Fundamento decisivo: O trecho decisivo é "em parceria com o Ministério da Educação (MEC)": a forma "MEC" condensa o nome institucional extenso em unidade gráfica autônoma. Pela base, esse encurtamento é o critério usado para sustentar o gabarito oficial em "redução vocabular", embora a terminologia mais específica costume classificar o caso como sigla.

Tema central: formação lexical
Análise das alternativas
A
Errada
Esta é, tecnicamente, a classificação mais precisa para "MEC", pois a forma é formada pelas iniciais de "Ministério da Educação". Ainda assim, a alternativa foi considerada errada porque não corresponde ao rótulo adotado pela correção oficial, que preferiu "redução vocabular".
B
Errada
"MEC" não é abreviatura gráfica de palavra isolada nem forma com supressão convencional de letras, como em "Prof." ou "etc.". No texto, trata-se de forma reduzida derivada das iniciais de uma expressão nominal extensa.
C
Certa
A alternativa C é a que corresponde à chave oficial porque enquadra "MEC" como resultado de condensação de um nome extenso em forma reduzida.

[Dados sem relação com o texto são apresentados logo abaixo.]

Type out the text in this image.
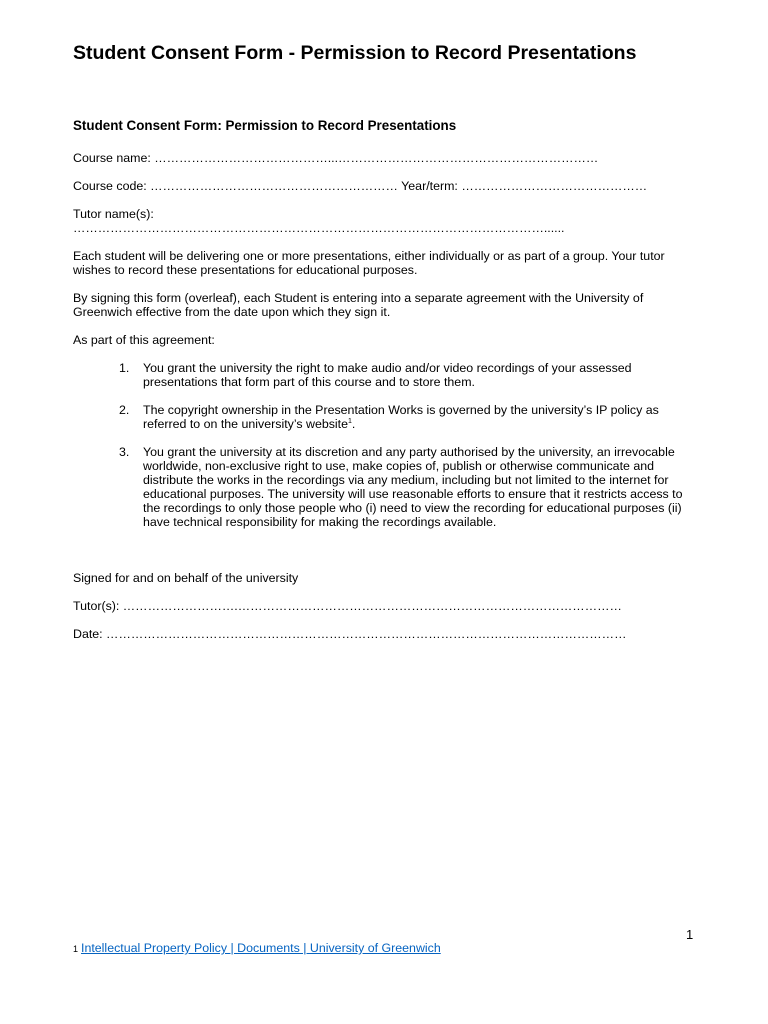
Student Consent Form - Permission to Record Presentations
Student Consent Form: Permission to Record Presentations
Course name: ……………………………………...………………………………………………………
Course code: …………………………………………………… Year/term: ………………………………………
Tutor name(s):
……………………………………………………………………………………………………......
Each student will be delivering one or more presentations, either individually or as part of a group. Your tutor wishes to record these presentations for educational purposes.
By signing this form (overleaf), each Student is entering into a separate agreement with the University of Greenwich effective from the date upon which they sign it.
As part of this agreement:
1.	You grant the university the right to make audio and/or video recordings of your assessed presentations that form part of this course and to store them.
2.	The copyright ownership in the Presentation Works is governed by the university’s IP policy as referred to on the university’s website$^1$.
3.	You grant the university at its discretion and any party authorised by the university, an irrevocable worldwide, non-exclusive right to use, make copies of, publish or otherwise communicate and distribute the works in the recordings via any medium, including but not limited to the internet for educational purposes. The university will use reasonable efforts to ensure that it restricts access to the recordings to only those people who (i) need to view the recording for educational purposes (ii) have technical responsibility for making the recordings available.
Signed for and on behalf of the university
Tutor(s): ……………………….…………………………………………………………………………………
Date: ………………………………………………………………………………………………………………
1
1 Intellectual Property Policy | Documents | University of Greenwich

No entanto, a base registra a tensão terminológica: em descrição mais estrita, a forma costuma ser chamada de sigla, mas o gabarito adotou o rótulo amplo "redução vocabular".
D
Errada
"Acrônimo lexicalizado" não se sustenta porque a base indica que "MEC" permanece como sequência de letras iniciais, sem demonstração de integração como palavra comum pronunciada por leitura silábica.
Pegadinha da questão
A banca explorou a confusão entre o rótulo técnico mais preciso, "sigla", e o rótulo mais amplo adotado no gabarito, "redução vocabular". Como "MEC" é imediatamente reconhecível como sigla, muitos candidatos tenderiam a marcar A, embora a chave oficial tenha escolhido C.
Dica para questões semelhantes
  • Observe se a banca está cobrando a classificação técnica estrita ou um rótulo mais amplo de encurtamento lexical.
  • Separe formas por iniciais de expressão extensa de abreviaturas gráficas com supressão convencional de letras.
  • Só aceite "acrônimo lexicalizado" quando houver base para tratá-lo como palavra integrada ao uso comum, e não apenas como sequência de iniciais.